Let’s face it: for advanced file manipulation, Windows File Explorer stinks. But like Firefox is a must-have replacement for Internet Explorer, a file manager called Xplorer2 blows Windows Explorer out of the water for anyone who browses multiple folders, copies, pastes, moves and searches the PC filesystem frequently.
Using Xplorer2’s tabbed, dual pane interface, keyboard shortcuts and killer advanced features, you’re in total control of your PC’s files. Let’s take a look.
Download and install Xplorer2
The "lite" version of Xplorer2 has a few features disabled, but it’s far from limited; it’s free for personal or academic use. A license for the pro version costs a reasonable $30, and there’s a full 30-day trial to check out pro features. For the purposes of this article, we’ll stick to the free Xplorer Lite (where locked "pro" features are denoted by a "[P]" in the menus.)
Download Xplorer2 Lite from here and launch it. The self-contained program is even thumb drive-friendly.
Triple threat interface
First thing you’ll notice off the bat is that Xplorer2 displays file listings from two folders at once in one window. This makes a lot of sense, since a lot of the time you’re copy or moving files between folders. Also, in the far left pane, there’s an easy-to-navigate directory tree of your computer, as shown (click to enlarge).
To quickly switch between the two open folder panes, hit the Tab key. The active pane will have a white background, the inactive will be in beige. To turn on or off the directory tree pane, from the View menu, check or uncheck "Show Tree."
If the dual pane view wasn’t enough, you can also open up sets of folders you work with frequently in tabs. From the File menu, choose "New Tab" or simply hit Ctrl+Ins to open a new tab. Move between tabs with your keyboard with Ctrl+Shift+Left/Right arrow.
You can even rename a tab for easy visual reference. Just right-click on it and choose rename.
Bookmark folders and files
Much like Firefox, in Xplorer2 you can bookmark folders and assign keywords to open them quickly. To add a folder you frequent to your bookmarks, from the Bookmarks menu choose "Add Current." To organize your bookmarks, hit the "Organize" Bookmarks menu item, which will bring up something like this:
To bookmark a file, add its name to the end of the bookmark path. Then, when the bookmark is chosen, the folder will open with that particular file selected. (For instance, when I hit my "todo" bookmark, todo.txt is selected and I can hit Enter to open it.)
The eagle-eyed will notice an FTP server in my bookmarks, pictured above. You can open folders on a remote server via FTP in Xplorer2, which makes copying files back and forth from your web or home server inside the tabbed interface a snap.
Security alert: Xplorer2 only supports plain FTP (not encrypted), and you’re required to put your password in the bookmark itself. The format is ftp://you:email@example.com. This isn’t the most secure way to FTP, so proceed with caution.
Filter your files
Xplorer2 makes it dead easy to work with sets of files. You can use a filter to select all the files that start with G or end in .png. Simply type your filter into Xplorer2’s address bar (like "*.txt") or from the Mark menu, choose "Select Group." From there you can copy, move or otherwise manipulate the set of files.

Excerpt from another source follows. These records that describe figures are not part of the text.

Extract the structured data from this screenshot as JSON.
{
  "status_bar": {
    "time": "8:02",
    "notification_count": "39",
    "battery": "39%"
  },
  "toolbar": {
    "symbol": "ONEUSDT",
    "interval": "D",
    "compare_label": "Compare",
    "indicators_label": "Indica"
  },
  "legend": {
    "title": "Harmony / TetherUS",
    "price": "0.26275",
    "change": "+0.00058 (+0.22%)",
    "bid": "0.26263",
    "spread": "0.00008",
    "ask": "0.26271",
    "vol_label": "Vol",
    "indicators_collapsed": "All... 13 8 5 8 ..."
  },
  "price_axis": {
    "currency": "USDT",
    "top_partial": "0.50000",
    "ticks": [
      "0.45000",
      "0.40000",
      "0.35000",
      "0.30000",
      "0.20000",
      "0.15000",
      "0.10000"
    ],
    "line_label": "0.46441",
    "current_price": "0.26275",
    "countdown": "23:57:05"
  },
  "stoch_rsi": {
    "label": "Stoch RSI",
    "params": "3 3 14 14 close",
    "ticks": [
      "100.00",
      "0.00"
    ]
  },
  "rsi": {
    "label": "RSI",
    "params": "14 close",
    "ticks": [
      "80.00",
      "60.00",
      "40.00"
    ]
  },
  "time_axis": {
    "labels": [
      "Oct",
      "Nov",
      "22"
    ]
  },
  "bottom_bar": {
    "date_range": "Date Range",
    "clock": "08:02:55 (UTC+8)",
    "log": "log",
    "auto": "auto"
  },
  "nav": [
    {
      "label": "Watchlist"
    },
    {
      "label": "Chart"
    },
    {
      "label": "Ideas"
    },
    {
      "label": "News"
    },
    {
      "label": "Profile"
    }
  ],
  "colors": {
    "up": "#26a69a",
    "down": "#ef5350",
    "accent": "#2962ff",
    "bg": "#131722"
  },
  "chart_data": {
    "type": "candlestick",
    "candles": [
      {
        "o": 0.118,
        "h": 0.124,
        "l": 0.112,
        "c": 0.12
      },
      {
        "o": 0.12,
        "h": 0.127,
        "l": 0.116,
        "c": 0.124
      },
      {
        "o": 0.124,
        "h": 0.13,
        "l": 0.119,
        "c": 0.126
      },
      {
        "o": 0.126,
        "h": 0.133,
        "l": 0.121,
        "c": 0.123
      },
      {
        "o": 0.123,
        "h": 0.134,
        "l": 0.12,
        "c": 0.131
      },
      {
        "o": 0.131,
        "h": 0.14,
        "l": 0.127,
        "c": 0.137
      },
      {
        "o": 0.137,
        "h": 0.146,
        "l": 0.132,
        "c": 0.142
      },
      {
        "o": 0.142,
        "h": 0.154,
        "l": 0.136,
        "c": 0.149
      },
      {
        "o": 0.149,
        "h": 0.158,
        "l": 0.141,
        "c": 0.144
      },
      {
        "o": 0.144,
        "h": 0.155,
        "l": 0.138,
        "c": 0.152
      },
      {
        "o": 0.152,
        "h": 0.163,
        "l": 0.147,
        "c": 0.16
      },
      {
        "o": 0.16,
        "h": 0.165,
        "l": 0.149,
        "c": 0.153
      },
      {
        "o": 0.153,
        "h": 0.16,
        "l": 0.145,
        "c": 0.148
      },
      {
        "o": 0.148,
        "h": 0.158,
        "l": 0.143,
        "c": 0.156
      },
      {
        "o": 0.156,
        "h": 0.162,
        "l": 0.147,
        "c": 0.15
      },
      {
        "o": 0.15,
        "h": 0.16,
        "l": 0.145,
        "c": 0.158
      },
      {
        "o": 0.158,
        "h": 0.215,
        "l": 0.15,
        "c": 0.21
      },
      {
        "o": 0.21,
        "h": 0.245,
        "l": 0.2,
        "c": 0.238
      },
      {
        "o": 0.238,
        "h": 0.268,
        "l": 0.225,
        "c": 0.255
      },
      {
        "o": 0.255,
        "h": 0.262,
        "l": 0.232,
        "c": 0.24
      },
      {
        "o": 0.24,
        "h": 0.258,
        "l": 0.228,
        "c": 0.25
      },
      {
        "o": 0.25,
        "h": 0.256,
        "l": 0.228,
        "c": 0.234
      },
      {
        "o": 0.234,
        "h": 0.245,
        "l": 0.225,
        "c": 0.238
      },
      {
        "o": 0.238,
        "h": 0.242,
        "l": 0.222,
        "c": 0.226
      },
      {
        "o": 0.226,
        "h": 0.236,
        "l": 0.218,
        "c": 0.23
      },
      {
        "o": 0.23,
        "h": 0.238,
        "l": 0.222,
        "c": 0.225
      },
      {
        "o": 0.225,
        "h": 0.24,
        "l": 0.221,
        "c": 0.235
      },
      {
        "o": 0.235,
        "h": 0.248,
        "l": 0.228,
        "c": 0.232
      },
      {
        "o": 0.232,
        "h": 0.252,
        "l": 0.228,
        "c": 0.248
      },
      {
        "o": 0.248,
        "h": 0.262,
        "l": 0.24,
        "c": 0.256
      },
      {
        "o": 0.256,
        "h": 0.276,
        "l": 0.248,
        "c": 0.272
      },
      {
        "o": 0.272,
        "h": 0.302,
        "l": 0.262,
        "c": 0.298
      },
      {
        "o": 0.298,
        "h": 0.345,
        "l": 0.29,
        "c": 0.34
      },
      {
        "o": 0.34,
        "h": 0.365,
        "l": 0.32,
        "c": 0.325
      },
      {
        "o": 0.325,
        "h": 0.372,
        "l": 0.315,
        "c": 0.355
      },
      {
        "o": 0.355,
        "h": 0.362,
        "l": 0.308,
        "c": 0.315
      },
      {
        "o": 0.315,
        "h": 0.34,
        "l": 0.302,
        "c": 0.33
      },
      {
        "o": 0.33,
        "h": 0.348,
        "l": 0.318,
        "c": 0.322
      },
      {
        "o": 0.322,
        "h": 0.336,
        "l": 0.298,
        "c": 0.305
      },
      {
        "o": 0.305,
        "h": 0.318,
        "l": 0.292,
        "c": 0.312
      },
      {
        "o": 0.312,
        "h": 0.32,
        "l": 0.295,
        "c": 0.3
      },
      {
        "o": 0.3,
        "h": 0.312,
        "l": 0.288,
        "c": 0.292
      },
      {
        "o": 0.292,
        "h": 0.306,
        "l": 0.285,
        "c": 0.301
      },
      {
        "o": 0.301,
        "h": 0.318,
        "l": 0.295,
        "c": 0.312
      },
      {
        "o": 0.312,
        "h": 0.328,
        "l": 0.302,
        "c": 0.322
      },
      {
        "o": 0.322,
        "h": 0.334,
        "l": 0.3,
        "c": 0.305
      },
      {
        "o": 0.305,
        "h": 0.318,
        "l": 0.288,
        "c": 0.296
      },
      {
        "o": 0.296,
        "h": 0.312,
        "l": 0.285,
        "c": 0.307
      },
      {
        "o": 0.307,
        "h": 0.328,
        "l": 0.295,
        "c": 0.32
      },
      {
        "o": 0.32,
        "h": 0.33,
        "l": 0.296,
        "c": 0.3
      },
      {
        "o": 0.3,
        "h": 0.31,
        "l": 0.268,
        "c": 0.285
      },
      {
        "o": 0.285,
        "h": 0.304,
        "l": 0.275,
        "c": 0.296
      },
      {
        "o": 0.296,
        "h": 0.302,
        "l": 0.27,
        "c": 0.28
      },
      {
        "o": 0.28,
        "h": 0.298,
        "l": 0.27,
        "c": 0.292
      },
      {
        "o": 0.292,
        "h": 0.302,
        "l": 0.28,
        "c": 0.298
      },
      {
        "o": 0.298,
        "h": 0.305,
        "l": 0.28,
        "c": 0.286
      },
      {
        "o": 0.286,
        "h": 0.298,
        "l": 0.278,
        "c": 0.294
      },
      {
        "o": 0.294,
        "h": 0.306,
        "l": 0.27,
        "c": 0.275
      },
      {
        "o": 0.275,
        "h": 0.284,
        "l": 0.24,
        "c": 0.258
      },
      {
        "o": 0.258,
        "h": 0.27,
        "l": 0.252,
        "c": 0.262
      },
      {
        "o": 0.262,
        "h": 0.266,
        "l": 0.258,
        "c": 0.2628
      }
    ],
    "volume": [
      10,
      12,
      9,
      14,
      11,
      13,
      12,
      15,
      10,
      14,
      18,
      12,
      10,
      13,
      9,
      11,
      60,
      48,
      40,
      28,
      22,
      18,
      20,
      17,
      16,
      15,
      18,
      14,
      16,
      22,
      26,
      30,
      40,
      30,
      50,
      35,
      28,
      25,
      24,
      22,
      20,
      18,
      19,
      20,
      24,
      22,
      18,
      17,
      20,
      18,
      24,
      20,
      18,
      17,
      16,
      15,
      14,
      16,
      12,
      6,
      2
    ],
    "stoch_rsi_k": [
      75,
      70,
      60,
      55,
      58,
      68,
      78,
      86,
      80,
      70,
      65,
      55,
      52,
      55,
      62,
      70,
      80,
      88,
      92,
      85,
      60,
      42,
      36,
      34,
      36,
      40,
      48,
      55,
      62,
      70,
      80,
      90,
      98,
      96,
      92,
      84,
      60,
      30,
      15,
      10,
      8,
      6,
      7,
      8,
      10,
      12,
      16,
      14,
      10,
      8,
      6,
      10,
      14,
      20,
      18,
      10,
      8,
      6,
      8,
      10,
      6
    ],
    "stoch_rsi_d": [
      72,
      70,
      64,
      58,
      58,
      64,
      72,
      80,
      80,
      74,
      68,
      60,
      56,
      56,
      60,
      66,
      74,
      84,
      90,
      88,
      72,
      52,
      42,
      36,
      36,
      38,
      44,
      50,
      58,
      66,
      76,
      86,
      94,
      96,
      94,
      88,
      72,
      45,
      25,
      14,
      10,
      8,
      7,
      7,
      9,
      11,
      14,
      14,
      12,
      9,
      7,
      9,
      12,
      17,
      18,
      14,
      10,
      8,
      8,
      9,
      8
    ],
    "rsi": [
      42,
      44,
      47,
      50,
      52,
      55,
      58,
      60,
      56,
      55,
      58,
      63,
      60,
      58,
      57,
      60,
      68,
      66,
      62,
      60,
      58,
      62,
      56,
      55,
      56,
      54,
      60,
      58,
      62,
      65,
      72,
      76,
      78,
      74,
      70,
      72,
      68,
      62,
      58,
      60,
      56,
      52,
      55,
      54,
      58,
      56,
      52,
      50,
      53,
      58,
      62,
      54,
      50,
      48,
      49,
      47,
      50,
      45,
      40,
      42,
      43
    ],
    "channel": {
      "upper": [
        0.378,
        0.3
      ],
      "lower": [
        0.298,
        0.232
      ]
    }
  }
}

Xplorer2 has a very extensive set of mature keyboard shortcuts. First, it’s got incremental search and select for a directory listing. Just type the first few letters of a file or folder name and Xplorer2 will instantly move down and select it in the list. Hold down the shift key to do incremental search by file extension (like Shift+tx will take you to the first .txt file in the list.)
To copy files between open folders, use F5. To navigate to a particular drive letter, use Ctrl+Shift+Letter (like Ctrl+Shift+C) to go the drive’s root.
Lifehacker reader Ludwig summarized his favorite Xplorer2 keyboard shortcuts in a grid that makes a nice cheat sheet.
Split and merge files
If you’ve got a multi-gigabyte file – like a video or disk image – you want to transport on a series of smaller capacity CD-R’s or thumb drives, Xplorer2 can split the file into small parts and reassemble them later. To do so, from the Actions menu choose "Split" and select the file part sizes. To put the file back together, select all the parts (make sure they’re sorted by name so they’re in the right join order!) and from the Actions menu, choose Join.
We’ve barely scratched the surface of what Xplorer2 can do here, so if you’re looking for ways to streamline common file manipulation actions you have to do on a regular basis, be sure to give the Xplorer2 manual a look-see, which is available as a separate download.